Secure, how times do I get to try?

[Shivetya]

How many attempts are these supposed sites allowing? If someone has a one in a million chance to determine my password how much of a threat is that to me if the site that requires the password only allows a few attempts before it locks the account?

I work on a system with ten character passwords, not case sensitive but numbers can be used, yet I don't worry about someone cracking the system. Its not like they are going to have unrestricted access to try and multiple failures lock accounts.

I do like multiple word passwords as it tends to not lead to people using little yellow stickies near their desk to record their passwords or keep them as reminders in their email.

Very specific conditions

[Dixie_Flatline]

The passphrase system they studied wouldn't allow duplicate passphrases. So if you picked one that was already in use, it would tell you so.

The problem isn't that the passphrase is insecure, the problem is that the system itself is giving you information about what's inside it. Doesn't it seem obvious that any security system that relies on secret data that gives up information about the secret data is insecure?

Then they did an analysis on passphrases that use english words with the same frequency as in standard English. So the word 'betwixt' was probably pretty low down on the list, and 'material' was probably higher. That also seems unreasonable. Just because you want a memorable password/passphrase, it doesn't mean that you have to use small, ultra-common words.

This study has little merit in declaring that passphrases are insecure. (It does have merit in letting us know that obvious security problems are, in fact, obvious security problems.)

Take into account human nature

[MetalliQaZ]

As mentioned, a lot of stock is put into secure passwords, when the reality of computer usage makes all the effort meaningless.

Lets look at a normal user, Joe. Joe has many corporate logins at his job. His company has a password strength policy, so Joe has ended up with this password: Jason5 (Jason is his youngest son). The last password was Jason4, then Jason3, etc.
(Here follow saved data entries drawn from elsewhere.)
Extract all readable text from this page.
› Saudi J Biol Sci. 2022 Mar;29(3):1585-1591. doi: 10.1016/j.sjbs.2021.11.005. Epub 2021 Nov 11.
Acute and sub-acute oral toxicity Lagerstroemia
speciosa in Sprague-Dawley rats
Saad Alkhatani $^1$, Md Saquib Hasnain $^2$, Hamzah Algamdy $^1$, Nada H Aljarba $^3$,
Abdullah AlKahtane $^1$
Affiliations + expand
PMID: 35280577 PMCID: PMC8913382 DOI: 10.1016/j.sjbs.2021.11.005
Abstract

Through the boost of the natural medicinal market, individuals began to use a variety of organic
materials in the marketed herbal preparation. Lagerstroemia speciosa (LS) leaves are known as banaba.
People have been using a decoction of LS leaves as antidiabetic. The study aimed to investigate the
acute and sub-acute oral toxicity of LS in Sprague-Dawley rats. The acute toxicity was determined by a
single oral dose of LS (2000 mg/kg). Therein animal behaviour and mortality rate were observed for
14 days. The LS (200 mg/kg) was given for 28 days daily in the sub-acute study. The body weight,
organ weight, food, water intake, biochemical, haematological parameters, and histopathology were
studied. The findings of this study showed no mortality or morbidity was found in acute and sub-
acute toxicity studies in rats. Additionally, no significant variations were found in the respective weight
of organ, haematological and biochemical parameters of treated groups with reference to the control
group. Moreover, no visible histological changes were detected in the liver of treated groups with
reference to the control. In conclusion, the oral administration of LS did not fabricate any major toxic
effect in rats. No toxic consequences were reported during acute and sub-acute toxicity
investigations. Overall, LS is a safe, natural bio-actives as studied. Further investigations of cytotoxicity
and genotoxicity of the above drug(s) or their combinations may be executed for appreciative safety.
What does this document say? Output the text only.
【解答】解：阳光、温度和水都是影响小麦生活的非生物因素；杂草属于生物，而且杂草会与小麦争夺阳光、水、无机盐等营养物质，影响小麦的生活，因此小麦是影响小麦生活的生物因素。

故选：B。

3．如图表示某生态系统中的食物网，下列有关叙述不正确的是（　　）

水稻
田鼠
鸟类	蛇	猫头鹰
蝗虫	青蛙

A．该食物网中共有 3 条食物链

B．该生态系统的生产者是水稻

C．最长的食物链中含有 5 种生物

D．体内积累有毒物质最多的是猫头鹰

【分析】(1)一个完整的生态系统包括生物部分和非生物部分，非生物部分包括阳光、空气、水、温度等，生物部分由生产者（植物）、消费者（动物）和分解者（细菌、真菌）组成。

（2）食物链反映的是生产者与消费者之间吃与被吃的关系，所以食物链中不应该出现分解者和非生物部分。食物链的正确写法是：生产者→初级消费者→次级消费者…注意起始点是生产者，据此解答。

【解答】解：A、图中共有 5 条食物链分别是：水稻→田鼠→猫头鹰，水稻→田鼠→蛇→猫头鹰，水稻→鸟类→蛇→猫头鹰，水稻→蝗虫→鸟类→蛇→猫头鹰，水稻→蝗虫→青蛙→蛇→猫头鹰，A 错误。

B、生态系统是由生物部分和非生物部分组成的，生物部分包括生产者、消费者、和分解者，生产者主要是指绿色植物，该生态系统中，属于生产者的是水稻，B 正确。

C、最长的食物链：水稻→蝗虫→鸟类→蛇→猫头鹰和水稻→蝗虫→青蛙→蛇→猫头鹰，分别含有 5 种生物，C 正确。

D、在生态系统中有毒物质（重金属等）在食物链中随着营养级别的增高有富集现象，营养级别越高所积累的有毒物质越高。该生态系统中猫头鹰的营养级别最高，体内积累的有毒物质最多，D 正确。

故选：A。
Some system require more powerful passwords, so he uses _Jason$5. I have met dozens of Joe's IRL.

Lets look at Lucy. Lucy knows that a good password only has to be easy to remember and hard to brute force. "Simple Man" is one of her favorite songs. Especially these lyrics:

"Boy, don't you worry you'll find yourself
Follow your heart and nothing else
And you can do this, oh baby, if you try
All that I want for you my son is to be satisfied"

She selects this password: allthatiwantforyoumysonistobesatisfied
She'll never forget it, and I won't be cracked by ANYONE. Governments who want her password could crack it, but they would probably just put her in jail until she gave it up.

Then, Lucy reads the article linked above and starts to doubt the security of her password. She is wrong, her password is WAY better than Joe's.

Both accounts end up getting compromised. The company had been storing passwords in plain text and was hacked via a 2-year old SQL injection vuln. So much for all that bullcrap.

-d

Re:UGH!

[olliM]

I'm not sure if you are being sarcastic or not... That's a terrible way to create passwords: the character replacements are easy to guess and the method is so common that they are going to be included in the dictionary.

The point of using dictionary words in pass phrases is to think of them as letters of a password. A password with 8 random letters is much more secure than a random 8 letter word. Similarly 8 random words are much more secure than a random phrase with 8 words.